Pelo direito da Escola Municipal de Ensino Fundamental João Carlos D`Ávila Paixão Côrtes de manter o Ensino Fundamental II até o 9º ano
Para: Exmo. Sr. Eduardo Leite, Governador do Estado do Rio Grande do Sul; Exmo. Sr. Sebastião Melo, Prefeito de Porto Alegre; Secretaria Estadual da Educação do Rio Grande do Sul (SEDUC-RS); Secretaria Municipal de Educação de Porto Alegre (SMED).
Nós, pais, responsáveis, alunos e membros da comunidade escolar da Escola Municipal de Ensino Fundamental João Carlos D`Ávila Paixão Côrtes, manifestamos nossa profunda preocupação e discordância com a possibilidade de interrupção da oferta do Ensino Fundamental II (6º ao 9º ano) nesta unidade.
A Escola Paixão Côrtes é reconhecida por seu projeto pedagógico bilíngue e de tempo integral, apresentado pelo Poder Público como uma proposta de formação completa e contínua até o 9º ano. Muitas famílias escolheram esta escola confiando nesse compromisso, que garante estabilidade, acompanhamento pedagógico e continuidade no aprendizado das crianças e adolescentes.

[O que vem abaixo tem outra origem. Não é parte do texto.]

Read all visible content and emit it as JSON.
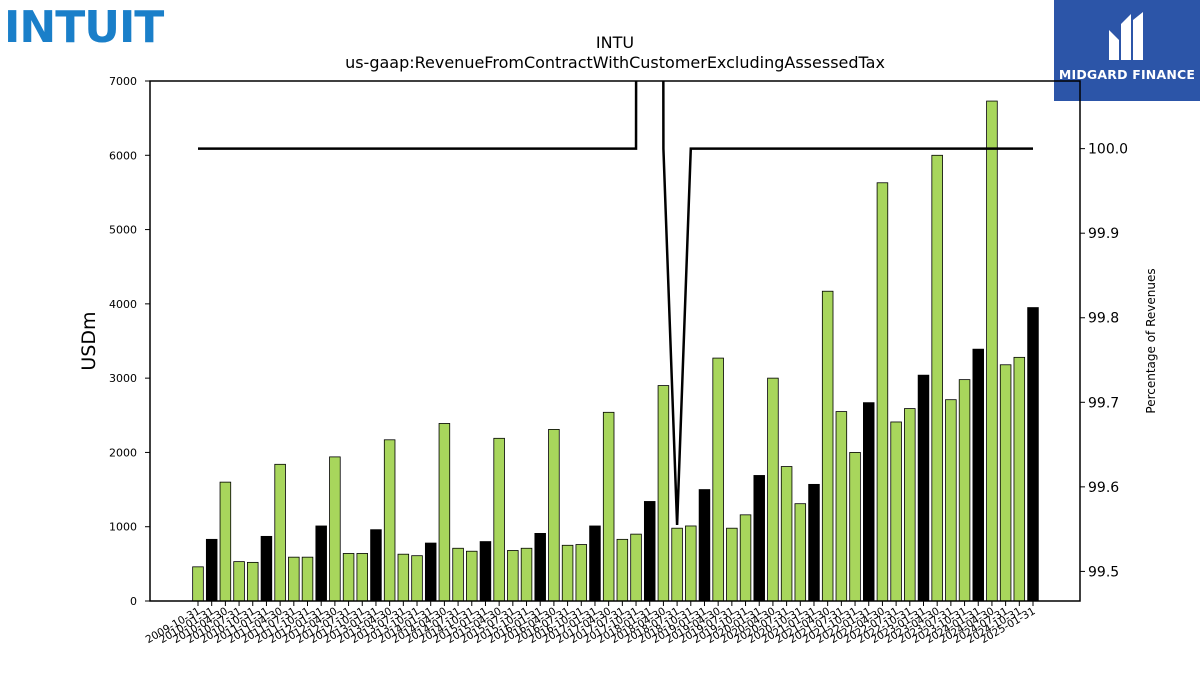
{
  "branding": {
    "company_logo_text": "INTUIT",
    "publisher_text": "MIDGARD FINANCE",
    "colors": {
      "intuit_blue": "#1a7fc9",
      "publisher_bg": "#2c55a8"
    }
  },
  "chart_data": {
    "type": "bar",
    "title": "INTU",
    "subtitle": "us-gaap:RevenueFromContractWithCustomerExcludingAssessedTax",
    "ylabel": "USDm",
    "y2label": "Percentage of Revenues",
    "ylim": [
      0,
      7000
    ],
    "yticks": [
      0,
      1000,
      2000,
      3000,
      4000,
      5000,
      6000,
      7000
    ],
    "y2lim": [
      99.465,
      100.08
    ],
    "y2ticks": [
      "99.5",
      "99.6",
      "99.7",
      "99.8",
      "99.9",
      "100.0"
    ],
    "grid": false,
    "legend": "none",
    "colors": {
      "quarter_bar": "#a8d65c",
      "annual_bar": "#000000",
      "bar_edge": "#000000",
      "line": "#000000"
    },
    "categories": [
      "2009-10-31",
      "2010-01-31",
      "2010-04-30",
      "2010-07-31",
      "2010-10-31",
      "2011-01-31",
      "2011-04-30",
      "2011-07-31",
      "2011-10-31",
      "2012-01-31",
      "2012-04-30",
      "2012-07-31",
      "2012-10-31",
      "2013-01-31",
      "2013-04-30",
      "2013-07-31",
      "2013-10-31",
      "2014-01-31",
      "2014-04-30",
      "2014-07-31",
      "2014-10-31",
      "2015-01-31",
      "2015-04-30",
      "2015-07-31",
      "2015-10-31",
      "2016-01-31",
      "2016-04-30",
      "2016-07-31",
      "2016-10-31",
      "2017-01-31",
      "2017-04-30",
      "2017-07-31",
      "2017-10-31",
      "2018-01-31",
      "2018-04-30",
      "2018-07-31",
      "2018-10-31",
      "2019-01-31",
      "2019-04-30",
      "2019-07-31",
      "2019-10-31",
      "2020-01-31",
      "2020-04-30",
      "2020-07-31",
      "2020-10-31",
      "2021-01-31",
      "2021-04-30",
      "2021-07-31",
      "2021-10-31",
      "2022-01-31",
      "2022-04-30",
      "2022-07-31",
      "2022-10-31",
      "2023-01-31",
      "2023-04-30",
      "2023-07-31",
      "2023-10-31",
      "2024-01-31",
      "2024-04-30",
      "2024-07-31",
      "2024-10-31",
      "2025-01-31"
    ],
    "values": [
      460,
      830,
      1600,
      530,
      520,
      870,
      1840,
      590,
      590,
      1010,
      1940,
      640,
      640,
      960,
      2170,
      630,
      610,
      780,
      2390,
      710,
      670,
      800,
      2190,
      680,
      710,
      910,
      2310,
      750,
      760,
      1010,
      2540,
      830,
      900,
      1340,
      2900,
      980,
      1010,
      1500,
      3270,
      980,
      1160,
      1690,
      3000,
      1810,
      1310,
      1570,
      4170,
      2550,
      2000,
      2670,
      5630,
      2410,
      2590,
      3040,
      6000,
      2710,
      2980,
      3390,
      6730,
      3180,
      3280,
      3950
    ],
    "annual": [
      false,
      true,
      false,
      false,
      false,
      true,
      false,
      false,
      false,
      true,
      false,
      false,
      false,
      true,
      false,
      false,
      false,
      true,
      false,
      false,
      false,
      true,
      false,
      false,
      false,
      true,
      false,
      false,
      false,
      true,
      false,
      false,
      false,
      true,
      false,
      false,
      false,
      true,
      false,
      false,
      false,
      true,
      false,
      false,
      false,
      true,
      false,
      false,
      false,
      true,
      false,
      false,
      false,
      true,
      false,
      false,
      false,
      true,
      false,
      false,
      false,
      true
    ],
    "percentage_series": {
      "name": "Percentage of Revenues",
      "values": [
        100,
        100,
        100,
        100,
        100,
        100,
        100,
        100,
        100,
        100,
        100,
        100,
        100,
        100,
        100,
        100,
        100,
        100,
        100,
        100,
        100,
        100,
        100,
        100,
        100,
        100,
        100,
        100,
        100,
        100,
        100,
        100,
        100,
        115,
        100,
        99.555,
        100,
        100,
        100,
        100,
        100,
        100,
        100,
        100,
        100,
        100,
        100,
        100,
        100,
        100,
        100,
        100,
        100,
        100,
        100,
        100,
        100,
        100,
        100,
        100,
        100,
        100
      ]
    }
  }
}
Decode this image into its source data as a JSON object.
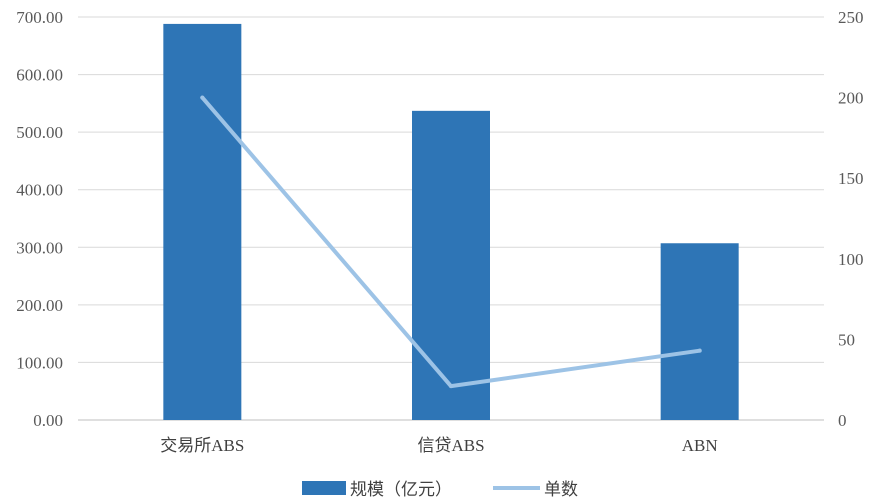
{
  "chart_data": {
    "type": "bar",
    "categories": [
      "交易所ABS",
      "信贷ABS",
      "ABN"
    ],
    "series": [
      {
        "name": "规模（亿元）",
        "type": "bar",
        "axis": "left",
        "values": [
          688,
          537,
          307
        ],
        "color": "#2E75B6"
      },
      {
        "name": "单数",
        "type": "line",
        "axis": "right",
        "values": [
          200,
          21,
          43
        ],
        "color": "#9DC3E6"
      }
    ],
    "y_left": {
      "range": [
        0,
        700
      ],
      "tick_labels": [
        "0.00",
        "100.00",
        "200.00",
        "300.00",
        "400.00",
        "500.00",
        "600.00",
        "700.00"
      ]
    },
    "y_right": {
      "range": [
        0,
        250
      ],
      "tick_labels": [
        "0",
        "50",
        "100",
        "150",
        "200",
        "250"
      ]
    },
    "grid": true,
    "legend": "bottom-center",
    "colors": {
      "grid": "#D9D9D9",
      "axis": "#BFBFBF"
    }
  }
}
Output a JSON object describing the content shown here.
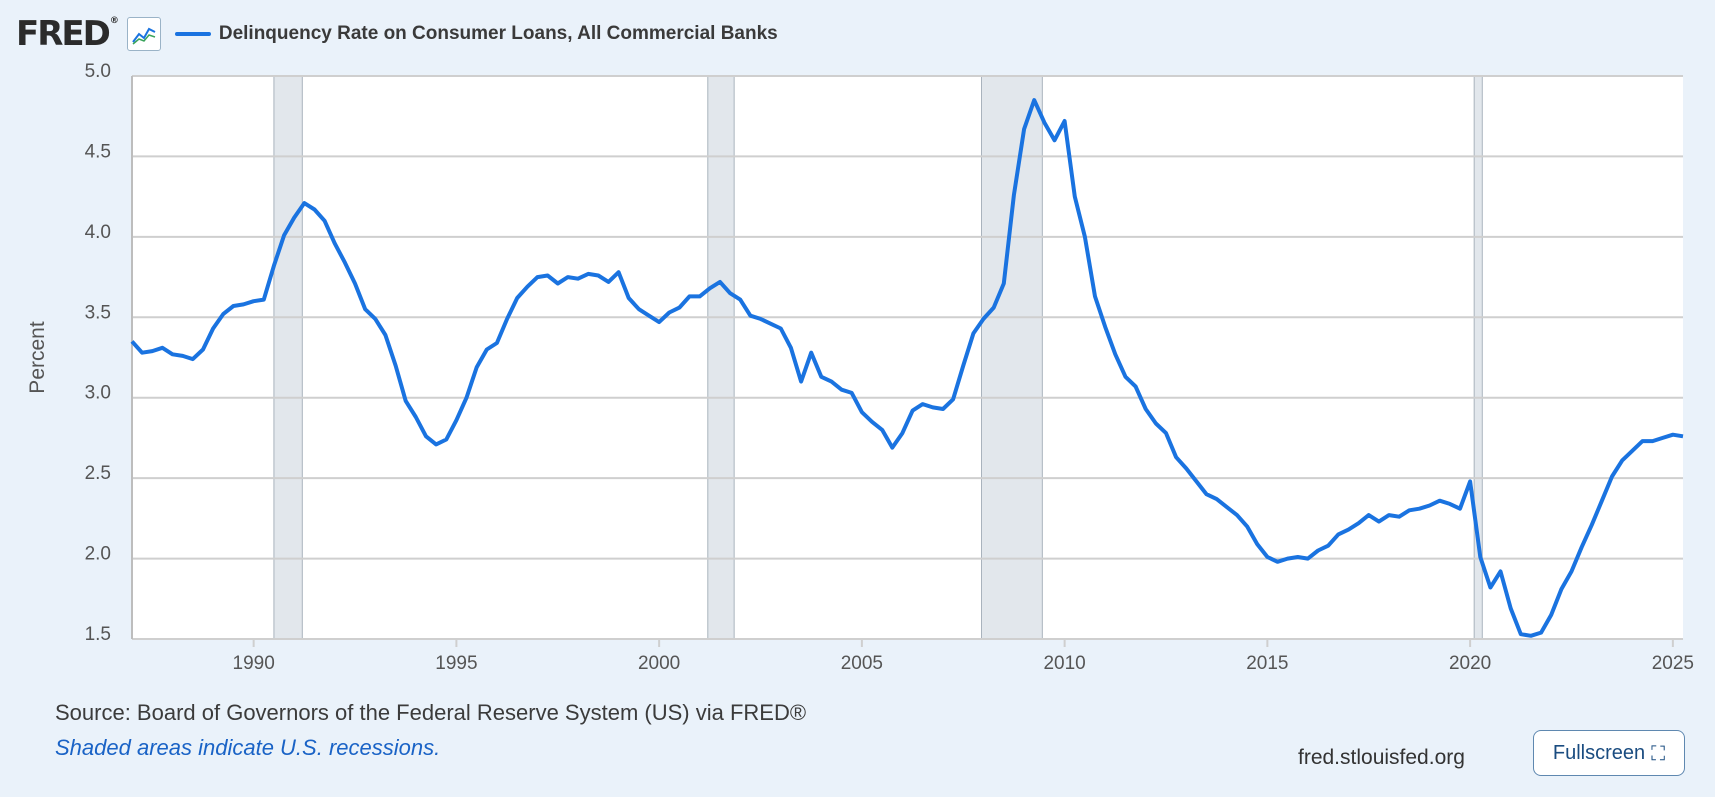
{
  "header": {
    "logo_text": "FRED",
    "logo_mark": "®",
    "graph_icon": "line-chart-icon",
    "series_title": "Delinquency Rate on Consumer Loans, All Commercial Banks"
  },
  "colors": {
    "line": "#1a73e0",
    "recession_shade": "#e2e7ec",
    "plot_background": "#ffffff",
    "page_background": "#eaf2fa"
  },
  "chart_data": {
    "type": "line",
    "ylabel": "Percent",
    "ylim": [
      1.5,
      5.0
    ],
    "xlim": [
      1987.0,
      2025.25
    ],
    "x_ticks": [
      "1990",
      "1995",
      "2000",
      "2005",
      "2010",
      "2015",
      "2020",
      "2025"
    ],
    "y_ticks": [
      "5.0",
      "4.5",
      "4.0",
      "3.5",
      "3.0",
      "2.5",
      "2.0",
      "1.5"
    ],
    "grid": true,
    "recessions": [
      [
        1990.5,
        1991.2
      ],
      [
        2001.2,
        2001.85
      ],
      [
        2007.95,
        2009.45
      ],
      [
        2020.1,
        2020.3
      ]
    ],
    "series": [
      {
        "x": [
          1987.0,
          1987.25,
          1987.5,
          1987.75,
          1988.0,
          1988.25,
          1988.5,
          1988.75,
          1989.0,
          1989.25,
          1989.5,
          1989.75,
          1990.0,
          1990.25,
          1990.5,
          1990.75,
          1991.0,
          1991.25,
          1991.5,
          1991.75,
          1992.0,
          1992.25,
          1992.5,
          1992.75,
          1993.0,
          1993.25,
          1993.5,
          1993.75,
          1994.0,
          1994.25,
          1994.5,
          1994.75,
          1995.0,
          1995.25,
          1995.5,
          1995.75,
          1996.0,
          1996.25,
          1996.5,
          1996.75,
          1997.0,
          1997.25,
          1997.5,
          1997.75,
          1998.0,
          1998.25,
          1998.5,
          1998.75,
          1999.0,
          1999.25,
          1999.5,
          1999.75,
          2000.0,
          2000.25,
          2000.5,
          2000.75,
          2001.0,
          2001.25,
          2001.5,
          2001.75,
          2002.0,
          2002.25,
          2002.5,
          2002.75,
          2003.0,
          2003.25,
          2003.5,
          2003.75,
          2004.0,
          2004.25,
          2004.5,
          2004.75,
          2005.0,
          2005.25,
          2005.5,
          2005.75,
          2006.0,
          2006.25,
          2006.5,
          2006.75,
          2007.0,
          2007.25,
          2007.5,
          2007.75,
          2008.0,
          2008.25,
          2008.5,
          2008.75,
          2009.0,
          2009.25,
          2009.5,
          2009.75,
          2010.0,
          2010.25,
          2010.5,
          2010.75,
          2011.0,
          2011.25,
          2011.5,
          2011.75,
          2012.0,
          2012.25,
          2012.5,
          2012.75,
          2013.0,
          2013.25,
          2013.5,
          2013.75,
          2014.0,
          2014.25,
          2014.5,
          2014.75,
          2015.0,
          2015.25,
          2015.5,
          2015.75,
          2016.0,
          2016.25,
          2016.5,
          2016.75,
          2017.0,
          2017.25,
          2017.5,
          2017.75,
          2018.0,
          2018.25,
          2018.5,
          2018.75,
          2019.0,
          2019.25,
          2019.5,
          2019.75,
          2020.0,
          2020.25,
          2020.5,
          2020.75,
          2021.0,
          2021.25,
          2021.5,
          2021.75,
          2022.0,
          2022.25,
          2022.5,
          2022.75,
          2023.0,
          2023.25,
          2023.5,
          2023.75,
          2024.0,
          2024.25,
          2024.5,
          2024.75,
          2025.0,
          2025.25
        ],
        "values": [
          3.35,
          3.28,
          3.29,
          3.31,
          3.27,
          3.26,
          3.24,
          3.3,
          3.43,
          3.52,
          3.57,
          3.58,
          3.6,
          3.61,
          3.82,
          4.01,
          4.12,
          4.21,
          4.17,
          4.1,
          3.96,
          3.84,
          3.71,
          3.55,
          3.49,
          3.39,
          3.2,
          2.98,
          2.88,
          2.76,
          2.71,
          2.74,
          2.86,
          3.0,
          3.19,
          3.3,
          3.34,
          3.49,
          3.62,
          3.69,
          3.75,
          3.76,
          3.71,
          3.75,
          3.74,
          3.77,
          3.76,
          3.72,
          3.78,
          3.62,
          3.55,
          3.51,
          3.47,
          3.53,
          3.56,
          3.63,
          3.63,
          3.68,
          3.72,
          3.65,
          3.61,
          3.51,
          3.49,
          3.46,
          3.43,
          3.31,
          3.1,
          3.28,
          3.13,
          3.1,
          3.05,
          3.03,
          2.91,
          2.85,
          2.8,
          2.69,
          2.78,
          2.92,
          2.96,
          2.94,
          2.93,
          2.99,
          3.2,
          3.4,
          3.49,
          3.56,
          3.71,
          4.26,
          4.67,
          4.85,
          4.71,
          4.6,
          4.72,
          4.25,
          4.0,
          3.63,
          3.44,
          3.27,
          3.13,
          3.07,
          2.93,
          2.84,
          2.78,
          2.63,
          2.56,
          2.48,
          2.4,
          2.37,
          2.32,
          2.27,
          2.2,
          2.09,
          2.01,
          1.98,
          2.0,
          2.01,
          2.0,
          2.05,
          2.08,
          2.15,
          2.18,
          2.22,
          2.27,
          2.23,
          2.27,
          2.26,
          2.3,
          2.31,
          2.33,
          2.36,
          2.34,
          2.31,
          2.48,
          2.01,
          1.82,
          1.92,
          1.69,
          1.53,
          1.52,
          1.54,
          1.65,
          1.81,
          1.92,
          2.07,
          2.21,
          2.36,
          2.51,
          2.61,
          2.67,
          2.73,
          2.73,
          2.75,
          2.77,
          2.76
        ]
      }
    ]
  },
  "footer": {
    "source": "Source: Board of Governors of the Federal Reserve System (US) via FRED®",
    "note": "Shaded areas indicate U.S. recessions.",
    "site": "fred.stlouisfed.org",
    "fullscreen_label": "Fullscreen",
    "fullscreen_icon": "expand-icon"
  }
}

A descontinuidade dessa proposta representa uma quebra de confiança com a comunidade escolar e trará prejuízos significativos, tanto pedagógicos quanto sociais. Além disso, impacta diretamente alunos neurodivergentes, que dependem da previsibilidade da rotina, da estrutura e dos vínculos já estabelecidos com professores e colegas. Uma mudança abrupta de escola neste contexto pode comprometer o desenvolvimento emocional, social e acadêmico desses estudantes, contrariando o Princípio do Melhor Interesse da Criança e do Adolescente (previsto no ECA) e o direito à inclusão garantido pela Lei Brasileira de Inclusão – LBI (Lei nº 13.146/2015).
A descontinuidade desse projeto acarretaria prejuízos significativos para:
-A formação integral dos alunos e o desenvolvimento de vínculos com a comunidade escolar, rompendo relações de convivência, pertencimento e aprendizado coletivo que são fundamentais no processo educativo;
-A continuidade pedagógica e o acompanhamento individualizado já consolidados ao longo dos anos, interrompendo o trabalho de professores que conhecem a trajetória e as necessidades específicas de cada aluno;
-A confiança das famílias, que escolheram a escola com base em um compromisso público de longo prazo, frustrando expectativas legítimas e gerando insegurança sobre o futuro educacional de seus filhos;
-O projeto bilíngue, que exige permanência e continuidade ao longo dos anos. Encerrar o ciclo no 5º ano significa invalidar o investimento pedagógico, humano e financeiro já realizado, interrompendo o processo de aprendizagem exatamente quando ele deveria se aprofundar;
-E o direito à inclusão e à estabilidade educacional de alunos neurodivergentes, garantido pela Lei Brasileira de Inclusão (Lei nº 13.146/2015), uma vez que mudanças bruscas de ambiente e rotina impactam diretamente seu desenvolvimento emocional, social e acadêmico.
Diante disso, solicitamos às autoridades competentes — Exmo. Sr. Eduardo Leite, Governador do Estado do Rio Grande do Sul; Exmo. Sr. Sebastião Melo, Prefeito de Porto Alegre; Secretaria Estadual da Educação do Rio Grande do Sul (SEDUC-RS); Secretaria Municipal de Educação de Porto Alegre (SMED); e Exmo. Sr. Secretário Municipal de Educação de Porto Alegre, Leonardo Pascoal — que honrem o compromisso assumido com esta comunidade e assegurem a manutenção e continuidade do Ensino Fundamental II (6º ao 9º ano) na Escola João Carlos D`Ávila Paixão Côrtes, respeitando o projeto pedagógico original e garantindo o direito à continuidade educacional, à inclusão e à estabilidade das famílias.
Por fim, reforçamos a importância de um diálogo aberto e transparente com a comunidade escolar, de modo que as decisões sobre o futuro da escola sejam construídas com escuta, respeito e compromisso com a educação integral, bilíngue e inclusiva, que sempre foi a essência da Escola Paixão Côrtes.